103.2 All amounts which remain owing by the BUYER for the Products, including any amount which is specified to be payable on the Acceptance Date, will be paid by the BUYER to SELLER within 30 days after the Acceptance Date, unless otherwise agreed in writing by an authorized representative of SELLER.

103.3 Written notification must be given by the BUYER to SELLER within seven days after the Acceptance Date listing any outstanding deficiencies with respect to the Products and SELLER will use all reasonable efforts to correct such deficiencies promptly.


104. START-UP

104.1 SELLER will request a firm date for start-up of the Equipment (the “Start-Up Date”). Trojan will then schedule its technician to be on-site for the Start-up Date. The Start-up Date is binding except for any changes made in accordance with the provisions below.

104.2 On the Start-up Date, BUYER must have the Equipment and site ready as provided in the Installation Preparation Checklist contained in the Contractor Installation Package sent to BUYER and must have paid all amounts then due and payable to SELLER.

104.3 BUYER can request a rescheduling of the Start-up Date by notifying SELLER in writing not less than three weeks prior to the Start-up Date. BUYER may request that the Start-up Date be extended but may not request that the Start-up Date be moved forward. SELLER requires a minimum extension period of two weeks between the existing Start-up Date and the requested new Start-up Date in order to reschedule its technician.

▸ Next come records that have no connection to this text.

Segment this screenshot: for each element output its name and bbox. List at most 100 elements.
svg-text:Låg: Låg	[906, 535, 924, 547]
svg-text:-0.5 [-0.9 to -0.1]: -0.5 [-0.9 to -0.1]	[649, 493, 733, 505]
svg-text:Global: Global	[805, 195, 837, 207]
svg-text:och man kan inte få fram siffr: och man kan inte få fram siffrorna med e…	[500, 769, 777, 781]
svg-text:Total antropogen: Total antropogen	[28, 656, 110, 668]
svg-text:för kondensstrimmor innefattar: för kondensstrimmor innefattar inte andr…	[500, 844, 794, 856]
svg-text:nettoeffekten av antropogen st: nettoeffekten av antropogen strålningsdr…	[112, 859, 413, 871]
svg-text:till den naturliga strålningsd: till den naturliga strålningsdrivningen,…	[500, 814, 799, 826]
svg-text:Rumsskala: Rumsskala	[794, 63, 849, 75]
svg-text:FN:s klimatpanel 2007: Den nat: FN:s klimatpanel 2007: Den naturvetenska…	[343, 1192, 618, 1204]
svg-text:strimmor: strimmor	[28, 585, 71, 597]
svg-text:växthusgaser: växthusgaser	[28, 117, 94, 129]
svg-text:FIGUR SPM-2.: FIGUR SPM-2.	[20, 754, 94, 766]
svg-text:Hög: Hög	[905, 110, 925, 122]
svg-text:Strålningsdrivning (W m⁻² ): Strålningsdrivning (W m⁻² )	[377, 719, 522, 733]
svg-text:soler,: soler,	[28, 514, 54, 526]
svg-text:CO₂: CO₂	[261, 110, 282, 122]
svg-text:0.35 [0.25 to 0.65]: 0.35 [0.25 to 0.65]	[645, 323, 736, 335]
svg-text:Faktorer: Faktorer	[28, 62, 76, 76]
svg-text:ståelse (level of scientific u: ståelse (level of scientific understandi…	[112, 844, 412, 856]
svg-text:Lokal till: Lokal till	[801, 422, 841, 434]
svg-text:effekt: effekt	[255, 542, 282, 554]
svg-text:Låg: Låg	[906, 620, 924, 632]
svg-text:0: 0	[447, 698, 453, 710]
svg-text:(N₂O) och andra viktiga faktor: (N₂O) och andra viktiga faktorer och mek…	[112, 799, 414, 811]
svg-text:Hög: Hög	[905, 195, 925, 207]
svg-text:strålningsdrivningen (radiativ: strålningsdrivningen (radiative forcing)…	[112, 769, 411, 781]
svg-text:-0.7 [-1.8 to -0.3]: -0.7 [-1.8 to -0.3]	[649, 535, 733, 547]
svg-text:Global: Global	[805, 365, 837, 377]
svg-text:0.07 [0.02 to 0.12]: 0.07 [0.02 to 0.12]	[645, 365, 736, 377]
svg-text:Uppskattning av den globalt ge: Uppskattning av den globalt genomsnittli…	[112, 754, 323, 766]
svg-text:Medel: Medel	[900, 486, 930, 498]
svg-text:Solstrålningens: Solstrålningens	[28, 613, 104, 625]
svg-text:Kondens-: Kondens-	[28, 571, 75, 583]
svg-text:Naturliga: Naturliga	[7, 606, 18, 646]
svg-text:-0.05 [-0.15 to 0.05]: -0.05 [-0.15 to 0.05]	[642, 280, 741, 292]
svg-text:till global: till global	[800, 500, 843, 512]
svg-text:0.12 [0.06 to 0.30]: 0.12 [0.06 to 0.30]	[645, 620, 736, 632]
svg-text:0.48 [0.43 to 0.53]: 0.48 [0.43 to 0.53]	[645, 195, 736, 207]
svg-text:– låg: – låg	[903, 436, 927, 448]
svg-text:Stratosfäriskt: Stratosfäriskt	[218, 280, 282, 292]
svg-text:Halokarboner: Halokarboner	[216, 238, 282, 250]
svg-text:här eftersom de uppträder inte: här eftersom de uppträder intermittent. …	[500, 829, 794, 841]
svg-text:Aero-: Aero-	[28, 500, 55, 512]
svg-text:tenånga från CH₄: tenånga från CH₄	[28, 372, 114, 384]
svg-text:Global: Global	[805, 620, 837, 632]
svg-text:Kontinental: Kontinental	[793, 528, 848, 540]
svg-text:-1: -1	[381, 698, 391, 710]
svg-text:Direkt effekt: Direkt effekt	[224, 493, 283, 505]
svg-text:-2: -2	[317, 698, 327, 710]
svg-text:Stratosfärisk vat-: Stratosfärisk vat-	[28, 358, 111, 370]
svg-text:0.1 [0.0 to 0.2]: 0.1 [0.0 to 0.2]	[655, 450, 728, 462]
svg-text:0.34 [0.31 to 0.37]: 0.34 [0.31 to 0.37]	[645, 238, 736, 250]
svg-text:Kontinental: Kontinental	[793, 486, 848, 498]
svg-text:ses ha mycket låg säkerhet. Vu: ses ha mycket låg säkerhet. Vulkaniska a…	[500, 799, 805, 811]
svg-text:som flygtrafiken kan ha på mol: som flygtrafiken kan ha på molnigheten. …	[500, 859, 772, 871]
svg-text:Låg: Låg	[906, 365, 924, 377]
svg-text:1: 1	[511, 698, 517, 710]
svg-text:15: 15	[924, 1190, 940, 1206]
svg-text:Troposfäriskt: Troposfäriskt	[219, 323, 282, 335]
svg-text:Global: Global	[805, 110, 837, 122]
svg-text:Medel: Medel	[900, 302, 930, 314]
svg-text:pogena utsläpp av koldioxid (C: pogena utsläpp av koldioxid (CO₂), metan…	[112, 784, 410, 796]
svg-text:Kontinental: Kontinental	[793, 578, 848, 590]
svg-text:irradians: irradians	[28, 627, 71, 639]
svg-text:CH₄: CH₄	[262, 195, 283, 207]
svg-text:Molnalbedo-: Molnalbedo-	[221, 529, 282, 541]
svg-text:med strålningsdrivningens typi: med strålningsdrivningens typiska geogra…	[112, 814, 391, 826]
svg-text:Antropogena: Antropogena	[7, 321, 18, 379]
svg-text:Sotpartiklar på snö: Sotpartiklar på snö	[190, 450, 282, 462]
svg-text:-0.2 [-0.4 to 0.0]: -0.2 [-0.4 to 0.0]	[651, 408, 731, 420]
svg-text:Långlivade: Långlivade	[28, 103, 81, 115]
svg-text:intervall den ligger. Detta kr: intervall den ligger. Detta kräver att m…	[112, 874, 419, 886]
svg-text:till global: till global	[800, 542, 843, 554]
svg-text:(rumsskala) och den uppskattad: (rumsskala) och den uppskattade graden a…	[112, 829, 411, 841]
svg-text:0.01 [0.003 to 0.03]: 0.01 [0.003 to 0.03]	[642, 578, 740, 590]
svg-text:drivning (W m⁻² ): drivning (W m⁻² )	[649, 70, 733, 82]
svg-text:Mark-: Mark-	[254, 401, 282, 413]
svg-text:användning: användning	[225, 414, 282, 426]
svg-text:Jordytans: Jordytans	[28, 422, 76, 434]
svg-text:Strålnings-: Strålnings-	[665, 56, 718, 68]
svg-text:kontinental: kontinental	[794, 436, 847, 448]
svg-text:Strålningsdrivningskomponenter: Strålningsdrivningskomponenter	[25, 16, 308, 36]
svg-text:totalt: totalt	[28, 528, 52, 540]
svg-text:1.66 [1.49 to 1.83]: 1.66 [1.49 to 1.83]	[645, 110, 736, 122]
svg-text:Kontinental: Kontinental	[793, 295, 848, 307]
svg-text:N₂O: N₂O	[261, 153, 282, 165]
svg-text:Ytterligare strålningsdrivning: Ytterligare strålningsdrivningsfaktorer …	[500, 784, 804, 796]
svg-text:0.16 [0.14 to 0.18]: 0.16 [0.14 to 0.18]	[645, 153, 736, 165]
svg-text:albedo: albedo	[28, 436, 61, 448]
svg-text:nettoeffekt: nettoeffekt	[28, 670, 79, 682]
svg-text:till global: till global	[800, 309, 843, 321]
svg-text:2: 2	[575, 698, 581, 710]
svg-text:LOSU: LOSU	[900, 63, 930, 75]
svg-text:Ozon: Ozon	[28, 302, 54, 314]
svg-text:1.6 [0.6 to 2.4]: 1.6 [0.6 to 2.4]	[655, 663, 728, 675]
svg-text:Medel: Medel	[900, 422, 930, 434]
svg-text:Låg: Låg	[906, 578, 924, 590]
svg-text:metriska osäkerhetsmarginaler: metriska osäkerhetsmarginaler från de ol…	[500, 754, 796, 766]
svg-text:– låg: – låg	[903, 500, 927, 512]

104.4 SELLER may, in its sole discretion, agree to reschedule the Start-up Date where a BUYER requests less than a two-week extension but is under no obligation to do so. In the event that SELLER does agree to less than a two- week extension or that BUYER requests more than two changes to the Start-up Date, BUYER will be charged an administration fee in an amount determined by SELLER.

104.5 SELLER reserves the right to reschedule the Start-up Date to a date which is prior to or subsequent to the scheduled Start-up Date in order to accommodate its resource availability. This right to reschedule will be applicable unless otherwise agreed in writing by an authorized officer of SELLER. SELLER will provide BUYER or its representative with a minimum of 72 hours’ notice of any such change to the Start-up Date.

104.6 104.6 In the event that SELLER’S technician arrives at the project site and finds that the Equipment or the project site is not ready for start-up as defined in the Contractor Installation Package, or any amounts then due and payable to SELLER remain unpaid, BUYER may either:

(a) provided all amounts then due and payable to SELLER have been paid, issue a purchase order for all costs involved in having SELLER correct the deficiencies, or

(b) have SELLER’S technician leave the site and then reschedule the Start-up Date to a date when all deficiencies will be corrected, and the Equipment will be ready for start-up as defined in the Contractor Installation Package. If BUYER selects this option, the cost of rescheduling will be not less than a minimum amount specified by SELLER, with the final cost being determined by SELLER based on its costs and expenses incurred in connection with the rescheduling.